La première procédure, amorcée au début de 2023, découle du constat par Environnement et Changement climatique Canada que la quasi-totalité de l’habitat essentiel au Québec du caribou forestier, appelé caribou boréal par Ottawa, n’est pas efficacement protégée.

Le ministre Guilbeault doit présenter au plus tard en juin au Conseil des ministres fédéral les progrès accomplis par Québec pour mieux protéger l’habitat essentiel du caribou et indiquer si ces progrès sont selon lui suffisants ou si Ottawa doit intervenir, ce qui impliquerait une intervention à grande échelle.

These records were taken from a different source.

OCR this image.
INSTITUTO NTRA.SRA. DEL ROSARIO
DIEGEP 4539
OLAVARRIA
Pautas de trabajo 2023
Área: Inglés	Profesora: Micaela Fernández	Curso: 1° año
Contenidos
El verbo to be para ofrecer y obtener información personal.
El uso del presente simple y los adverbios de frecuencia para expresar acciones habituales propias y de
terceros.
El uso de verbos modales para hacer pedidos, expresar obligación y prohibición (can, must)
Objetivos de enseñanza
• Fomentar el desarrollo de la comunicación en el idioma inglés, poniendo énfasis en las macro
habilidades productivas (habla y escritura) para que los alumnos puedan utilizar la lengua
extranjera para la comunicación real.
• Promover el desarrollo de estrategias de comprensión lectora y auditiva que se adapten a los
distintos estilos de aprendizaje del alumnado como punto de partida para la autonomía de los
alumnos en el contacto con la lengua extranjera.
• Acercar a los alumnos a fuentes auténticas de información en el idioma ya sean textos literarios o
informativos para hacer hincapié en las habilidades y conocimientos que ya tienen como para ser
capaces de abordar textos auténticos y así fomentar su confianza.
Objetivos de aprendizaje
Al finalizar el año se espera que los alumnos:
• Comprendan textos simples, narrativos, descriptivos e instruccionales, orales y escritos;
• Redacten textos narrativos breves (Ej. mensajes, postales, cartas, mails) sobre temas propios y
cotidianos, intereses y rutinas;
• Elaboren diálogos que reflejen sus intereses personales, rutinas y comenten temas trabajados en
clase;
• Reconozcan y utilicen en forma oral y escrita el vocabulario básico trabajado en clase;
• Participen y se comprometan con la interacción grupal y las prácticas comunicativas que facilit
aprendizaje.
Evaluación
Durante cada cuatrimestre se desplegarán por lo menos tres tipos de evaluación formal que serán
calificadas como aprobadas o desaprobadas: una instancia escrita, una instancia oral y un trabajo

La seconde procédure, entamée en octobre après des demandes en ce sens des Premières Nations, vise à déterminer si le caribou fait face à une « menace imminente » pour sa survie et son rétablissement.

Si Ottawa conclut que c’est le cas, le ministre Guilbeault sera tenu par la Loi sur les espèces en péril de recommander au Conseil des ministres d’adopter un décret d’urgence pour les hardes concernées, ce qui impliquerait dans ce cas-ci des interventions à plus petite échelle que dans la première procédure.

L’absence de stratégie québécoise pèsera lourd dans la balance, souligne le ministre Guilbeault, dans sa lettre.

« Dans le cas où je recommanderais un décret d’urgence, je vous rappelle qu’une stratégie publiée, ou l’absence d’une telle stratégie, pourrait influencer les délibérations du gouverneur en conseil dans sa décision d’accepter ou non ma recommandation », écrit-il.

Guilbeault « préoccupé »

Le choix des mots dans la lettre de Steven Guilbeault à son homologue Benoit Charette laisse transparaître l’exaspération du ministre fédéral, qui rappelle que l’engagement initial du Québec à présenter un plan pour renverser le déclin du caribou date de 2016.

Après différents reports, Québec s’était engagé en 2022 à présenter sa « Stratégie pour les caribous forestiers et montagnards » au plus tard en juin 2023, mais l’ampleur historique des incendies de forêt qui ont fait rage à ce moment avait mené à un énième report.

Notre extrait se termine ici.